The rice dwarf breeding and the popularization of semi-short-stalk varieties in the last 60 years revolutionize the rice breeding, and the research on the rice plant height becomes one of the important subjects of the research on the rice biology and plant type improvement. Although some results are obtained by means of cloning of the high QTL at present, most dwarf genes are obtained by using deformed dwarf mutants (granule dwarf and multi-tiller dwarf), and the deformed characteristics cannot be practically utilized in breeding, so that only a few high related genes are applied to rice breeding, such as DEP1 widely utilized in japonica rice and sd1 widely utilized in indica rice. The sd1 gene has self disadvantages, reduces plant height, reduces lodging and yield reduction, can reduce the utilization rate of nitrogen fertilizer while improving the yield of unit harvest, and has high dependence of rice yield increasing effect on chemical fertilizers. Therefore, the ideal rice plant height gene which can be used for true breeding still needs to be continuously explored and analyzed through a dominant rice variety derivative group, so that the short plate existing in the current plant height gene is filled, and more gene selections are provided for ideal rice breeding.

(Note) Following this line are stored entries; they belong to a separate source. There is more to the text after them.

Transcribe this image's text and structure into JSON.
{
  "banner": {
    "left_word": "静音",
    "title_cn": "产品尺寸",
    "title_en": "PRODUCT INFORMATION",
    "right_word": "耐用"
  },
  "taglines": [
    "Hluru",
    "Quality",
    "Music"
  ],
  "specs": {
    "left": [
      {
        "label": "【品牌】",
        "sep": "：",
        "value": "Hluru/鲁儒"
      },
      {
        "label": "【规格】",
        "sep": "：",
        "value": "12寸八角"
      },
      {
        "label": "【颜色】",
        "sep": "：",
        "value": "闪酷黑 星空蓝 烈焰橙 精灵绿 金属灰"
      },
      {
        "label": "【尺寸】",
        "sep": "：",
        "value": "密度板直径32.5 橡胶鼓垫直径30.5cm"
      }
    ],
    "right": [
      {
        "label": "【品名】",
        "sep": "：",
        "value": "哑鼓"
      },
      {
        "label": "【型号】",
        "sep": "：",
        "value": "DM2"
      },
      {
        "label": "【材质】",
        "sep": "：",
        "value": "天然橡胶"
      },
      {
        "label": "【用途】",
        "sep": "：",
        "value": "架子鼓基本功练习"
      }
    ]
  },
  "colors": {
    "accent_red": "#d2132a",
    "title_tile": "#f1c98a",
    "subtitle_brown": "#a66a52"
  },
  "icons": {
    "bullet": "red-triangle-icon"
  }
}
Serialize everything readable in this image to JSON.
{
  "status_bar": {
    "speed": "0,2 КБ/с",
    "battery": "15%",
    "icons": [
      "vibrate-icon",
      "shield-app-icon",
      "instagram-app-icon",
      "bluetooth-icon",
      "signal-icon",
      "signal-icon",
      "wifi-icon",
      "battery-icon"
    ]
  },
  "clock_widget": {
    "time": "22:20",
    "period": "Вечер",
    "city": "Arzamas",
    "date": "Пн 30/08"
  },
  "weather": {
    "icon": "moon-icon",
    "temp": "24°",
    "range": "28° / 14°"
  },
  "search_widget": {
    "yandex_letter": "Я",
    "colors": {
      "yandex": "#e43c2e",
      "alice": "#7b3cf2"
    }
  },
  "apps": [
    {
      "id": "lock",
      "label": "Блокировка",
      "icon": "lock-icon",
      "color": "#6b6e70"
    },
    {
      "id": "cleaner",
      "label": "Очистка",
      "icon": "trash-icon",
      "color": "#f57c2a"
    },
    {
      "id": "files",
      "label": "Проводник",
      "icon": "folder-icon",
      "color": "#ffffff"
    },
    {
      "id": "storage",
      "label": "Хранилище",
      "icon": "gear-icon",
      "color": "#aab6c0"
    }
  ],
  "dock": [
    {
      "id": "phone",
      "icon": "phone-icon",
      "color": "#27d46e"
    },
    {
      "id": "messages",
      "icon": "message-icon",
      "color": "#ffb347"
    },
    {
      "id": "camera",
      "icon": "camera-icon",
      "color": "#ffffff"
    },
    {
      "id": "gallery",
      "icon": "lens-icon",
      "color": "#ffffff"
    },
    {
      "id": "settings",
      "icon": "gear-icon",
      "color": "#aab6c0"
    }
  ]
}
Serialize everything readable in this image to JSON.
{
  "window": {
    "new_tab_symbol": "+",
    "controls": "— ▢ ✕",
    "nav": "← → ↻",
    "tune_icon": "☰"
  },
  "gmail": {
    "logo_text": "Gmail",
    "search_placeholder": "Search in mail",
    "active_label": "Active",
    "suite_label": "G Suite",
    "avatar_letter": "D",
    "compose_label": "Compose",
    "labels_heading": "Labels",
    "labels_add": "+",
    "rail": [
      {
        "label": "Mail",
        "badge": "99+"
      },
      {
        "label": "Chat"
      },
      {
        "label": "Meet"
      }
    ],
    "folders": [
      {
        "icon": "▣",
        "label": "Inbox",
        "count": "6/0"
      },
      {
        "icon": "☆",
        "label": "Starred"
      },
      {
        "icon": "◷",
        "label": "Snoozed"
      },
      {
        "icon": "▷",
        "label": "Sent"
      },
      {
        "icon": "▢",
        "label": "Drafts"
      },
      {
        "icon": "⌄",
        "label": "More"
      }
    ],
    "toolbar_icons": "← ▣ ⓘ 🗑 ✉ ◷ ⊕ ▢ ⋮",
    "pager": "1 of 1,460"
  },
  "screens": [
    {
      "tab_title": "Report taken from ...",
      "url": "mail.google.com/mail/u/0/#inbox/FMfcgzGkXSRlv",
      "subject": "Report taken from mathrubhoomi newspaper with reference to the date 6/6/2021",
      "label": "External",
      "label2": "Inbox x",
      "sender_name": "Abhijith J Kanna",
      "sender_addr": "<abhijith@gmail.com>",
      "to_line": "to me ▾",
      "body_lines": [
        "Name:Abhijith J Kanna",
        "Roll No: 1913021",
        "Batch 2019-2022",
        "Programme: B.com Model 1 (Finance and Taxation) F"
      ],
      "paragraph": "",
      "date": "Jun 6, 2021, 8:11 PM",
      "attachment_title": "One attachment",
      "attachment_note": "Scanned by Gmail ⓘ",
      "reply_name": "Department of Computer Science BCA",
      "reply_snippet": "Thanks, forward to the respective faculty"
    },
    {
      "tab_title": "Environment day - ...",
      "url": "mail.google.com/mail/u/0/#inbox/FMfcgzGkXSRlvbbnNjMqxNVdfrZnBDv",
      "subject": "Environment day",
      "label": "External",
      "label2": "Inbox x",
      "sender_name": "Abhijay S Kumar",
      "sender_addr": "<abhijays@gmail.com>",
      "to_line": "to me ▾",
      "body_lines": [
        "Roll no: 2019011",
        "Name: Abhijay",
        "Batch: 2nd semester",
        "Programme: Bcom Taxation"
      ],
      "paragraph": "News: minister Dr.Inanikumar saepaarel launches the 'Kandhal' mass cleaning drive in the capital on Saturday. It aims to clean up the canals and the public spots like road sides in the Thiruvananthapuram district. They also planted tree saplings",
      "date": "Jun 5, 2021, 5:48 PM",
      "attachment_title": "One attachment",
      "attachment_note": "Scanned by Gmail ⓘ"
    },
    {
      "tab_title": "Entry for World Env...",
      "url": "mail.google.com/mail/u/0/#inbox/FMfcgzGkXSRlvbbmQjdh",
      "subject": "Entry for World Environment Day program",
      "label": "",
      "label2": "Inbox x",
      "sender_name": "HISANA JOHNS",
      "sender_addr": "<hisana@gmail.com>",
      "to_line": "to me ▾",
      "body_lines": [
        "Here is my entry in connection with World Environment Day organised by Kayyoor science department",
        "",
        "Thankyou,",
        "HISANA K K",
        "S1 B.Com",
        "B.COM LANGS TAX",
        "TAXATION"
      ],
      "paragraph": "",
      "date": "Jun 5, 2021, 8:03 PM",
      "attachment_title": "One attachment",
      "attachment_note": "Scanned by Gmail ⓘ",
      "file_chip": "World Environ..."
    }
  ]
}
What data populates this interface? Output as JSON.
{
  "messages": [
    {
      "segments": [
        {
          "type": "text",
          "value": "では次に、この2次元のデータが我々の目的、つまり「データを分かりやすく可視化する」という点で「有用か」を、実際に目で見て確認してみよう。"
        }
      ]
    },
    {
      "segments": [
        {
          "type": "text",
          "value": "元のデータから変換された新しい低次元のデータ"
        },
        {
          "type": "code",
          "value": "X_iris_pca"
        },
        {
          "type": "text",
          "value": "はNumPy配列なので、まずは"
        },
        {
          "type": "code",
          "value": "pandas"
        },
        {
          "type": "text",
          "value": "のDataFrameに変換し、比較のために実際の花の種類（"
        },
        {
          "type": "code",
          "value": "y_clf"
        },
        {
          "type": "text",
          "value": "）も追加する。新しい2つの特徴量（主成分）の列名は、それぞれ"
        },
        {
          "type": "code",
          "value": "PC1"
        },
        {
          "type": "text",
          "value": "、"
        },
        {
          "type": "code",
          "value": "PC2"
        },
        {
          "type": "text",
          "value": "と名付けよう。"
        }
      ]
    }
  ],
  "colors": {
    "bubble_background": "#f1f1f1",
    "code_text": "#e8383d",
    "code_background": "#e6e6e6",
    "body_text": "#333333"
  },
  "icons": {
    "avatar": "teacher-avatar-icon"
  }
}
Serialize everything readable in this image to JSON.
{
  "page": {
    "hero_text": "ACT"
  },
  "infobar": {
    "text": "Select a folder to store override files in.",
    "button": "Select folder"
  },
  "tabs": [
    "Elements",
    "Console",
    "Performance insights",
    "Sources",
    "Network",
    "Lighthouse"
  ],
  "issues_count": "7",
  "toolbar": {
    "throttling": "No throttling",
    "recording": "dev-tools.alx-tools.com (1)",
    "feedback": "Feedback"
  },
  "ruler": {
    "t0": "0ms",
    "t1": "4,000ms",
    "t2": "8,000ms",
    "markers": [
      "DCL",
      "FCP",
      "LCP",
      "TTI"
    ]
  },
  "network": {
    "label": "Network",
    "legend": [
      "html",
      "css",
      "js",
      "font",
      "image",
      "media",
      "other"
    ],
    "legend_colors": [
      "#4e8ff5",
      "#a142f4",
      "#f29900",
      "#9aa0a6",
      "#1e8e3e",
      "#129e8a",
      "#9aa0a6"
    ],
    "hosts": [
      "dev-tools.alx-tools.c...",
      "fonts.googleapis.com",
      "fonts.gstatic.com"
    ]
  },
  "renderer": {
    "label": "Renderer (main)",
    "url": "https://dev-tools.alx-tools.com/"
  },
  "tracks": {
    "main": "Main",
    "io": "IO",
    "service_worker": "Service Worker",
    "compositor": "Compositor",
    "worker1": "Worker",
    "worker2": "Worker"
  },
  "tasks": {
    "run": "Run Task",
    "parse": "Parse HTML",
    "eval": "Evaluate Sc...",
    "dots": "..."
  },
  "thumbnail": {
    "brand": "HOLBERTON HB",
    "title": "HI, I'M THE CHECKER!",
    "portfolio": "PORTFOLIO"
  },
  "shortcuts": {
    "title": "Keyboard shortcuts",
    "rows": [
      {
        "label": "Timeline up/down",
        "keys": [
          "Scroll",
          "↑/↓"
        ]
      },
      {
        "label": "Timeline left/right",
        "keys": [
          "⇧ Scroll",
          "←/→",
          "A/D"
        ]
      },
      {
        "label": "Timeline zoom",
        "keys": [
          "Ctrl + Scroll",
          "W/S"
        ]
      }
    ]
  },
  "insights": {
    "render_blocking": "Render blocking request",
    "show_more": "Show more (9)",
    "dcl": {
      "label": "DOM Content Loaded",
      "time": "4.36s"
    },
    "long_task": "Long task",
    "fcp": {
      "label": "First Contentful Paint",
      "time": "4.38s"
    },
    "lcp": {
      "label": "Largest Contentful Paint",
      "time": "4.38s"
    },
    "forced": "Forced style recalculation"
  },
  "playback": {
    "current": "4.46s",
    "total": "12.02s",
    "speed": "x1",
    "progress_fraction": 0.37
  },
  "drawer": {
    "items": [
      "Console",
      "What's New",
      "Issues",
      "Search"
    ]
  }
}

Following the green revolution, the three-line hybrid rice and the two-line hybrid rice, the modeling of the ideal plant type of the rice combined with the utilization of the indica-japonica hybrid vigor is regarded as an important breakthrough for further improving the rice yield. A new model of super hybrid rice molecular design breeding is proposed by Lijiayan academy and the like, namely super ideal indica-japonica subspecies interspecies hybrid seeds with ideal plant types and excellent quality are cultivated. Then, a plurality of multi-effect genes related to plant height are cloned in different indica-japonica hybrid populations, so that a good application effect is achieved in production, for example, an ideal plant type gene IPA1, the number of grains per ear, the plant height and the heading stage multi-effect control gene Ghd7 prove that the research on the utilization of the advantages of the ideal plant type and indica-japonica hybrid and the indehiscent plant height is carried out, and the analysis of new plant height genes in indica-japonica derived populations can further improve the yield of rice and optimize the plant type for driving protection. Therefore, new QTL and PH heterosis sites are searched in the rice fine variety derived population, and the method has important significance for ideal plant type breeding.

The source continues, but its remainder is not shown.